In July, Texas will face off with the feds over the state’s voter ID law, one of the most stringent in the nation. Our governor deemed voter ID an emergency issue during the last legislative session and a more-than-willing Legislature passed the measure. In March, the law was blocked by that perennially overreaching and meddling Justice Department which cited discrimination against minorities in general and Hispanic voters in particular. Rick Perry blasted U.S. Attorney General Eric Holder’s decision, saying that the law required nothing more than the type of photo ID needed to board an airplane, receive a library card or secure a concealed handgun license. (People who don’t carry shouldn’t be allowed to vote anyway.) At the time Sen. John Cornyn claimed that the decision “reeked of politics” and was intended to help the president’s reelection campaign. Clearly the administration was also using the issue to sink Perry’s campaign. It worked nicely.

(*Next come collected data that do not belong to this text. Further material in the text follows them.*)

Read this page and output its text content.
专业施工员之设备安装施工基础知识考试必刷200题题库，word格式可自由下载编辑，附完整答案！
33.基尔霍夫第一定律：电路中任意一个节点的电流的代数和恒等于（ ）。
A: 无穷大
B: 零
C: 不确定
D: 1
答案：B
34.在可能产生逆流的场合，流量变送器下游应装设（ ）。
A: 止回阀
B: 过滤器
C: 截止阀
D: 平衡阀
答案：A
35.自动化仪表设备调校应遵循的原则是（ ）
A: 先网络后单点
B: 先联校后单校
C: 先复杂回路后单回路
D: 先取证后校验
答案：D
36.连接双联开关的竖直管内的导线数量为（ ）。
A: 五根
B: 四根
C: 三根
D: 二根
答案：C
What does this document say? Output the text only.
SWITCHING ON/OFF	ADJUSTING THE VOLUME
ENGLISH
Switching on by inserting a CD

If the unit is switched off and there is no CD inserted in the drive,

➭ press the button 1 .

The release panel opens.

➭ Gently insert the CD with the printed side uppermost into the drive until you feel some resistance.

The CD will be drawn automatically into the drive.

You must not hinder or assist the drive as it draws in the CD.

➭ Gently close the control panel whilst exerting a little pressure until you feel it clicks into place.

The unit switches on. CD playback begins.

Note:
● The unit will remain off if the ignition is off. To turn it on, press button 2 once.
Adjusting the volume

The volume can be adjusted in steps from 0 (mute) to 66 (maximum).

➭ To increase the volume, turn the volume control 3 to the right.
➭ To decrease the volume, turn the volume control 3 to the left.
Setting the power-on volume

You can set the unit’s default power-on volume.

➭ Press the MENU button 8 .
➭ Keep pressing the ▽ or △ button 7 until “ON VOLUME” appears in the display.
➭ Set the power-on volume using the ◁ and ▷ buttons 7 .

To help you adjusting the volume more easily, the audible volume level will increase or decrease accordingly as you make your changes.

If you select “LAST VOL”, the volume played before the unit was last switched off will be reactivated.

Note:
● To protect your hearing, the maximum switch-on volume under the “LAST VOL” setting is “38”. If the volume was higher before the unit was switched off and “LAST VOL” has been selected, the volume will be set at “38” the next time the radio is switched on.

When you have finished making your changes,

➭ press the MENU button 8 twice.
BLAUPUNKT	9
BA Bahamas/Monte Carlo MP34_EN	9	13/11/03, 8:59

“The Texas proposal was based on a similar law passed by the Indiana legislature, which was upheld by the Supreme Court in 2008,” said Congressman Lamar Smith, chairman of the House Judiciary Committee. “The administration’s actions aren’t just wrong, they are arrogant, undemocratic and an insult to the rule of law.” Curious use of the word undemocratic, which at its core refers to something not based on the principles of democracy and social equality. Like, perhaps, the right to vote.
Texas is one of 10 states that passed new voter ID laws in 2011 or 2012, and far from the only one battling it out with the Holder. This week the Justice Department filed a high-profile lawsuit against Florida’s controversial “voter purge,” which would remove voters that “may or may not be citizens” from its voter rolls, saying it violates federal law. The state of Florida then filed a lawsuit against the Department of Homeland Security for refusing to provide access to a database that could help them hunt down those elusive potentially-ineligible-but-potentially-eligible voters.
The Texas voter ID lawsuit will be heard by a three-judge federal panel on July 9. State Attorney General Greg Abbott sought to block the Justice Department from deposing lawmakers involved with the voter ID bill. However bill authors Sen. Troy Fraser and Rep. Patricia Harless, along with other lawmakers, have already been deposed. No doubt they will be treated as hostile witnesses.
Naturally both Senate candidates looking to take Kay Bailey Hutchison’s seat and become Cornyn’s junior have weighed in on the issue. Lt. Gov. David Dewhurst and Ted Cruz feature online petitions on their campaign websites encouraging their supporters to oppose the actions of the Justice Department and the Obama administration. As solicitor general, Cruz successfully defended a lawsuit filed by the Texas Democratic Party to prevent the enforcement of the voter ID law or, as he refers to it, the “voter fraud” law. He also defended Indiana’s photo ID law before the Supreme Court. Point Cruz.
Meanwhile, voter ID finally passed the Senate under Dewhurst’s leadership after he aggressively pushed for it over two legislative sessions. Counterpoint Dewhurst. Clearly this is an issue close to their hearts and one that will surely win over the Hispanic voters their party is so desperate to reach.
According to the Brennan Center for Justice, roughly 11 percent of eligible voters do not have a government-issued photo ID. Whether or not the new law could be implemented here in time for the general election remains to be seen. But it sure would be a bummer for Republicans to see that 11 percent show up at the polls.